According to Chinese researchers, substances from the moon’s floor can help us to make fuel and oxygen on the spot.

If mankind will soon have bases on the moon, it will of course not be useful if we have to continuously supply stuff from the earth to keep things running there. We prefer to make the oxygen your astronauts breathe and the fuel the equipment needs on site. And that’s also possible, set materials scientist Yingfang Yao from Nanjing University in China and colleagues. Thanks to the sun and the moon.

Fuel from astronaut breath

Yao and his team first analyzed the soil samples that the lander Chang’E-5 brought from the moon, using electron microscopes and X-rays. This showed that compared to earlier Apollo samples, the samples contained relatively much iron and magnesium, and relatively few silicon and aluminum compounds.

The next question they tackled was: if you use solar energy to split water molecules into hydrogen and oxygen, can the substances from the moon samples help to speed up that reaction? Yes, as it turned out.

The hydrogen that you gain in this way can then be used to convert carbon dioxide – which is exhaled by astronauts, for example – into methane, again with the help of substances from the moon’s soil. That gas could then serve as fuel.

Carbon dioxide from the ‘air’

However, Yao and colleagues indicate in their scientific paper, published in Joules, admits that the processes they describe “cannot quite meet the requirements for survival beyond Earth.” For that, the effect of the moon dust lags a bit too far behind what comparable substances can do here on earth. To do something about that, they want to see if they can transform the moon sample into a material that can do the job better.

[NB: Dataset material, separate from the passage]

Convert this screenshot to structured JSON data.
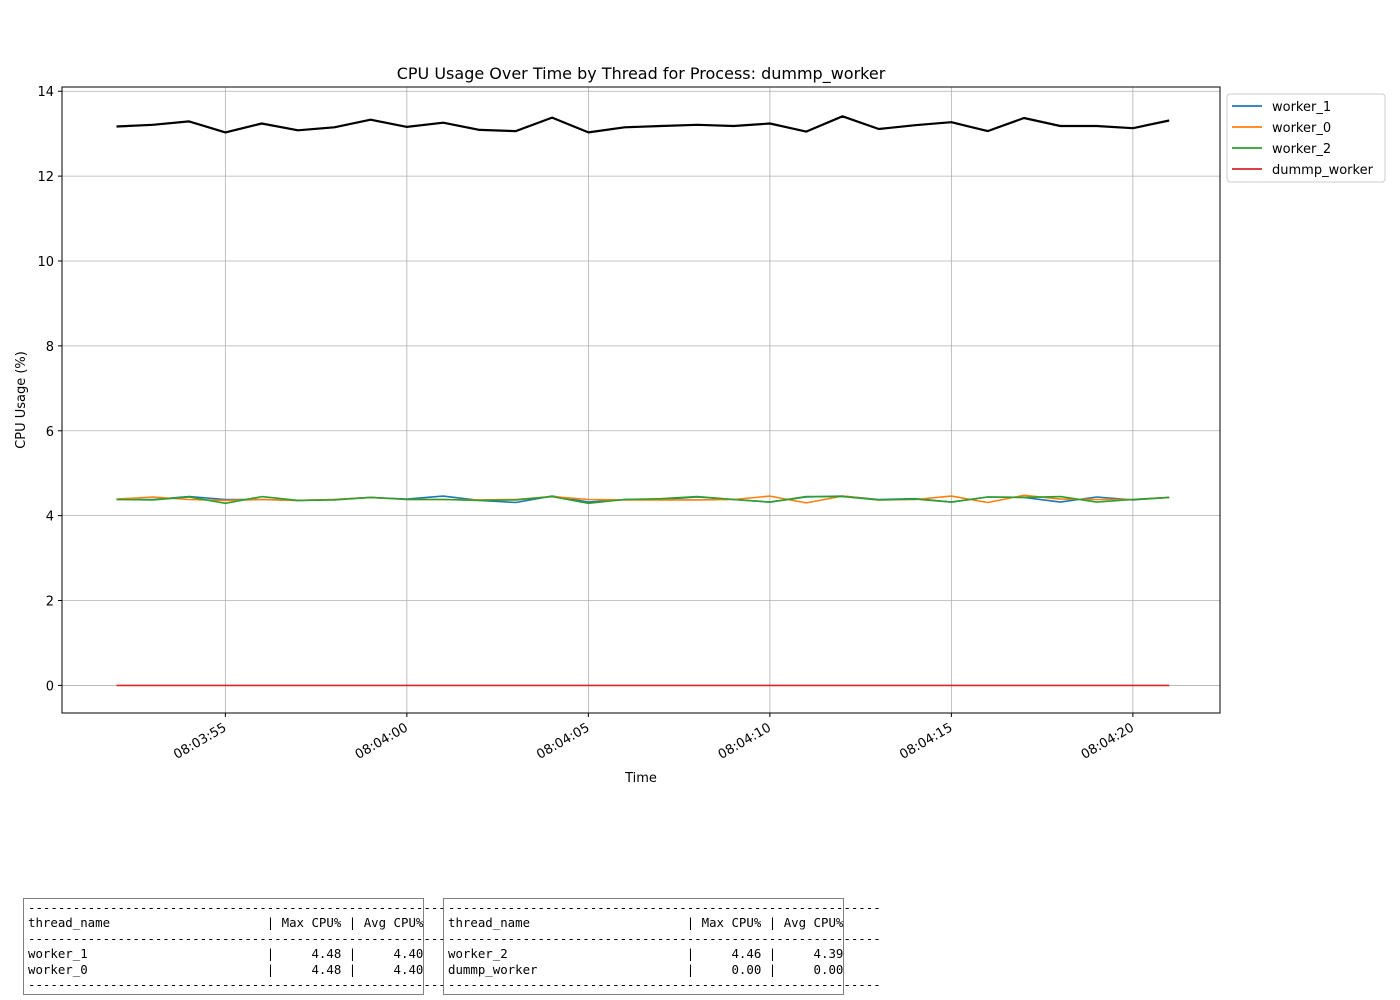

Furthermore, the MIT scientist not involved in the study says Michael Hecht opposite New Scientist that the Chinese researchers still have some other hurdles to overcome. They assume, for example, that you can get liquid carbon dioxide from the ‘air’ on the moon at temperatures of -173 degrees Celsius. According to Hecht, that’s not how it works. “On the moon, a cold temperature doesn’t mean you can condense carbon dioxide. You have to dissipate heat for that.”

space age

Yao, however, seems in good spirits. “Our strategy delivers a scenario for a sustainable and affordable alien shelter,” he says in a statement press release

And according to him, we will certainly have a need for this if the staffed space industry takes off in the coming years. “Just like we had the Sailing Age in the 17th century, the Space Age is now beginning,” says Yao. “But if we really want to explore the alien on a large scale, we have to come up with ways to reduce the amount of cargo. Which means that we need to rely as little as possible on supplies from Earth and instead use extraterrestrial resources.”